The Gecko brothers meet a small family with a motor home, which is just the ride they need to bluff across the Mexican border, so that’s how they end up taking an ex-minister (Harvey Keitel) and his two kids hostage, forcing them to smuggle the robbers. They make it to “the Titty Twister,” (dude flick cheer!) a bar in Mexico, where they’ll hole up until morning to meet their connection to safe South American passage.

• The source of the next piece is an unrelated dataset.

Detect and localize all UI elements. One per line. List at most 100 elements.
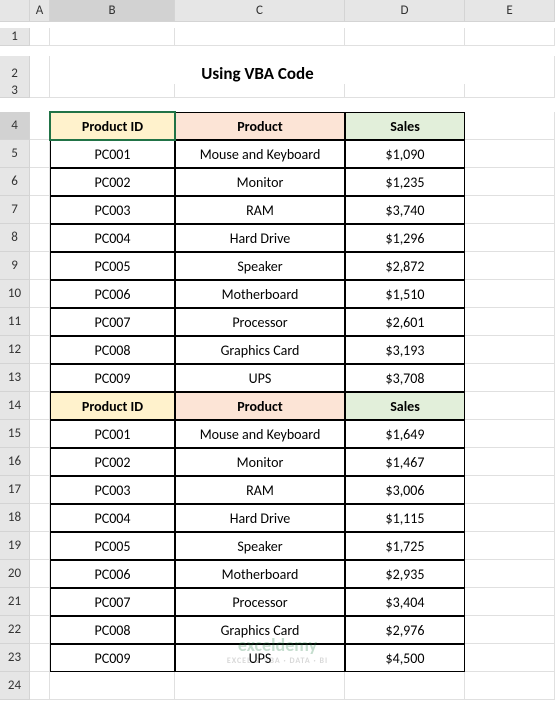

But then suddenly a vampire movie happens! The Titty Twister is a vampire nest operating out of an ancient Mayan temple disguised as a rowdy bar, and they just transform into fangy chompy critters at the same time every night to snack on the patrons. What was a crime thriller now becomes a desperate battle for survival, as the robbers and hostages at the center of Team Human wage war on Team Vampire until the sun comes up. Come to that, not even the vampires stay true to form; at least two of them transform into... a werebat and a werewolf?
That Made No Sense!
Of course it don’t make no sense! Look on the label, you see “sense” written there? This movie is made of: beer, violence, rock and roll, titties, action, whiskey shots, gore, trucks, pussy, swear words, motorcycles, duct tape, and greasy fajitas guaranteed to give you the shits in the morning. The only real reason it has vampires at all is because that was the only way to make it cooler.
This movie does NOT contain: Sensitivity, armpit shaving, shopping trips to Bed Bath ‘n’ Beyond, romantic candle-light dinners, mistletoe, sharing your feelings, glitter, or a New Years’ Eve party where the chief focus is whether or not a star-crossed couple will kiss. The songs “Makin’ Whoopee,” “Chapel of Love,” “Knock Three Times,” “Shoop Shoop,” and “Time Of My Life” do not appear on the soundtrack. Nobody in this movie is the wind beneath anybody else’s wings, somebody’s shoulder to cry on, or a gay friend who helps somebody get a makeover so their crush will fall in love with them. There are no giggling strolls on the beach, wine-sipping bubble-baths, tossed bridal bouquets, or dramatic baby deliveries in the back of a taxi cab.
Got A Refill On That Beer?
So yeah, what the hell, man, we’ll give it a 7. That’s pretty much based on its standing as a horror movie, because hey, it doesn’t even really try to scare you all that much. It does blow you away with one cool line and awesome scene after another. You non-horror fans in the back row should know we horror fans don’t always demand our movies make sense, which is why we have movies like 5-Headed Shark Attack.
If you were to stop and ask questions like some hipster kale-eating metrosexual, you’d wonder why the vampires insist the bar is for “bikers and truckers only,” the demographic most likely to be armed. Or you’d wonder why Cheech Marin is standing outside barking at people to come in when they’re in the middle of the desert - what, are all these people here just to cruise around the parking lot? Or why they bothered taking a teller hostage when they just dust her later. (Really, it’s so that Tarantino gets a trunk scene. Tarantino could direct The Titanic and still figure out how to work in a hostage in a car trunk.) You’d even begin to wonder why Mexican vampires need to front a bar at all, when they could just join Los Zetas and be the best assassins they have, with the bonus of all the fresh blood they can lap.
Yeah, look, if you’re asking questions, you’re at the wrong movie. Or you’re just a chick here to drool over George Clooney in his first major film role. That sleeve tattoo rules!